# Drew Barrymores Hair Net Accessory: Love it or Hate it?



## magneticheart (Apr 15, 2009)

Picture from: Dollface of the Day: Drew Barrymore at the Grey Gardens premiere - From Hey, Dollface!

Drew Barrymore arrived at the Grey Gardens premiere in New York yesterday wearing a 1920's inspired hair net.

Do you love it or hate it?


----------



## Lucy (Apr 15, 2009)

i think its cute! very vintage


----------



## magneticheart (Apr 15, 2009)

I agree with you




Although if I'd have heard the phrase hair net before I saw the picture I'd be like NO.

I think because she's tried to stick with the 1920's style for her makeup and the rest of her hair too she manages to pull it off.


----------



## emily_3383 (Apr 15, 2009)

I think its cute. It fits in with the theme and im excited to see this film.


----------



## -Chelsey- (Apr 15, 2009)

I like it with this look, she looks so gorgeous and classic!


----------



## Adrienne (Apr 15, 2009)

Its really cute here and on her.


----------



## Johnnie (Apr 15, 2009)

I like it too.


----------



## nydoll23 (Apr 15, 2009)

love it ,love vintage. She gets away with all kinds of looks


----------



## Dragonfly (Apr 15, 2009)

Looks great.

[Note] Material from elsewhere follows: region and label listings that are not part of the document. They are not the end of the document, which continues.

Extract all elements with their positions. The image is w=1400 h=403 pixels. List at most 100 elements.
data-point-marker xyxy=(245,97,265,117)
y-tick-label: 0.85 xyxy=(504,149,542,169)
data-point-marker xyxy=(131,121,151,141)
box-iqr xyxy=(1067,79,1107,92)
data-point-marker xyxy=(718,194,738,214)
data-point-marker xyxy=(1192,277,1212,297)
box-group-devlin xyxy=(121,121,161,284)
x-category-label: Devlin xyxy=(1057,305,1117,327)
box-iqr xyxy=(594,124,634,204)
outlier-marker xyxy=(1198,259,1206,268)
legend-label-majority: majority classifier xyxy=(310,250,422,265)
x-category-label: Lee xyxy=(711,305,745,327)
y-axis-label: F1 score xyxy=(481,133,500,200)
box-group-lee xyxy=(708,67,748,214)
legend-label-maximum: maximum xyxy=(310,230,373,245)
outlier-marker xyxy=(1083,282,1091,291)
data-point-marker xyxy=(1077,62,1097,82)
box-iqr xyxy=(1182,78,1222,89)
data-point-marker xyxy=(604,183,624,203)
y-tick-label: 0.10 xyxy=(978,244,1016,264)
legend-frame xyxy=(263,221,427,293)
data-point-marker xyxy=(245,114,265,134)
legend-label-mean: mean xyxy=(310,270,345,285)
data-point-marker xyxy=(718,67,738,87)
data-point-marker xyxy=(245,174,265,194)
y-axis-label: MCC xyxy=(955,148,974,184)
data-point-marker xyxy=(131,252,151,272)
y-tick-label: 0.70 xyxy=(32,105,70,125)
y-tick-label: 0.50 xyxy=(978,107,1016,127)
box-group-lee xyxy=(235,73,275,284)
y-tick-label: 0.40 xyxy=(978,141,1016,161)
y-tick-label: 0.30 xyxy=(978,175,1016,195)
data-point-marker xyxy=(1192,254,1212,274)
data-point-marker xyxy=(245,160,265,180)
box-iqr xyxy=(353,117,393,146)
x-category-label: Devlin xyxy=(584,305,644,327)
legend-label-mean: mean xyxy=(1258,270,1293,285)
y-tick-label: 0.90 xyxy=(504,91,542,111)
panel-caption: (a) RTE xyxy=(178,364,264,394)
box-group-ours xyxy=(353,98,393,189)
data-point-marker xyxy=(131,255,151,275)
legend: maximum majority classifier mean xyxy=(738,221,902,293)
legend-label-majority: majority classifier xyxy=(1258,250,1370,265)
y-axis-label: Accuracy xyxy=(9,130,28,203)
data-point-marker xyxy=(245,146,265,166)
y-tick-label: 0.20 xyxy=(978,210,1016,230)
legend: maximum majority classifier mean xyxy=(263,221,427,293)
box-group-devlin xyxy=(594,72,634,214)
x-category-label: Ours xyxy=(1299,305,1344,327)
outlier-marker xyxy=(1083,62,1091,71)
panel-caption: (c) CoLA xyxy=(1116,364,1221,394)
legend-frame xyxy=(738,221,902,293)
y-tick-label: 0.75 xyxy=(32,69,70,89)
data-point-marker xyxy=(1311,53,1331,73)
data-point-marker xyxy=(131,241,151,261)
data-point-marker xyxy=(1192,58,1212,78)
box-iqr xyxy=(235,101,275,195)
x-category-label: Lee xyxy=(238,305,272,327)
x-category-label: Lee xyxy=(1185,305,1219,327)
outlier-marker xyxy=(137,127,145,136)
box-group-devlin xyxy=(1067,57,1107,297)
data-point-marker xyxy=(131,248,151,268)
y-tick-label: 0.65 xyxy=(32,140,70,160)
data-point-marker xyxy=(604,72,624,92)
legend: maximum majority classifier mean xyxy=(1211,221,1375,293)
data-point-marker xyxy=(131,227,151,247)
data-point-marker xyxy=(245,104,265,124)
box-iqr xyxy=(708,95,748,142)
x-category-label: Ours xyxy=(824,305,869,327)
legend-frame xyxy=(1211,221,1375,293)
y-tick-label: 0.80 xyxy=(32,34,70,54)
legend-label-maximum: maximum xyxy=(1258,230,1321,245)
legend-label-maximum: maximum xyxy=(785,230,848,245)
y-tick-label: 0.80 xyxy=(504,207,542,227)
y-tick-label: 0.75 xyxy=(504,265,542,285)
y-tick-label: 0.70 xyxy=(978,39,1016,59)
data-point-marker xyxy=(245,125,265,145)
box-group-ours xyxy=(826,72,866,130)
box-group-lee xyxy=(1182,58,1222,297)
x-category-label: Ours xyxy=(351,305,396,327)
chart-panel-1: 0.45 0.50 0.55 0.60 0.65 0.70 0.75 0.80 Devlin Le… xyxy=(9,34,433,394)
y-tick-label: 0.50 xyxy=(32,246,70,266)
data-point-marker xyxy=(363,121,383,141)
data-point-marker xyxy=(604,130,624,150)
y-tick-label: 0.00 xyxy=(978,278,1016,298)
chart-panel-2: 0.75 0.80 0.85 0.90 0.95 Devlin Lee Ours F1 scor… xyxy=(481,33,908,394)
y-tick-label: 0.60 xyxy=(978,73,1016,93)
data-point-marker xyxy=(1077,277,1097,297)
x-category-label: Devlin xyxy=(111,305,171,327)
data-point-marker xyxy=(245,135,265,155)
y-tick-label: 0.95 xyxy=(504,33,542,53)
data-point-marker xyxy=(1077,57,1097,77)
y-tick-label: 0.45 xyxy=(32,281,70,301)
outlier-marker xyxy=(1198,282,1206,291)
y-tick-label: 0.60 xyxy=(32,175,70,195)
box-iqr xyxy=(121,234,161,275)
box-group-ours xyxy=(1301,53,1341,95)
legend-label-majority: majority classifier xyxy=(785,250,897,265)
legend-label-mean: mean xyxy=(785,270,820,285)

Drew can pull off just about anything and make it a success.


----------



## AnnaKG00 (Apr 15, 2009)

It's cute on her!


----------



## HairEgo (Apr 15, 2009)

I dont like it :s


----------



## retroxxkittie (Apr 15, 2009)

i love it.its indeed wonderful for a vintage style,and i happen to be in love with vintage things...so yeah im a fan of it.some people can't see the beauty and elegance of it...oh well =/


----------



## Karren (Apr 16, 2009)

I love that look!! She is gorgeous!!


----------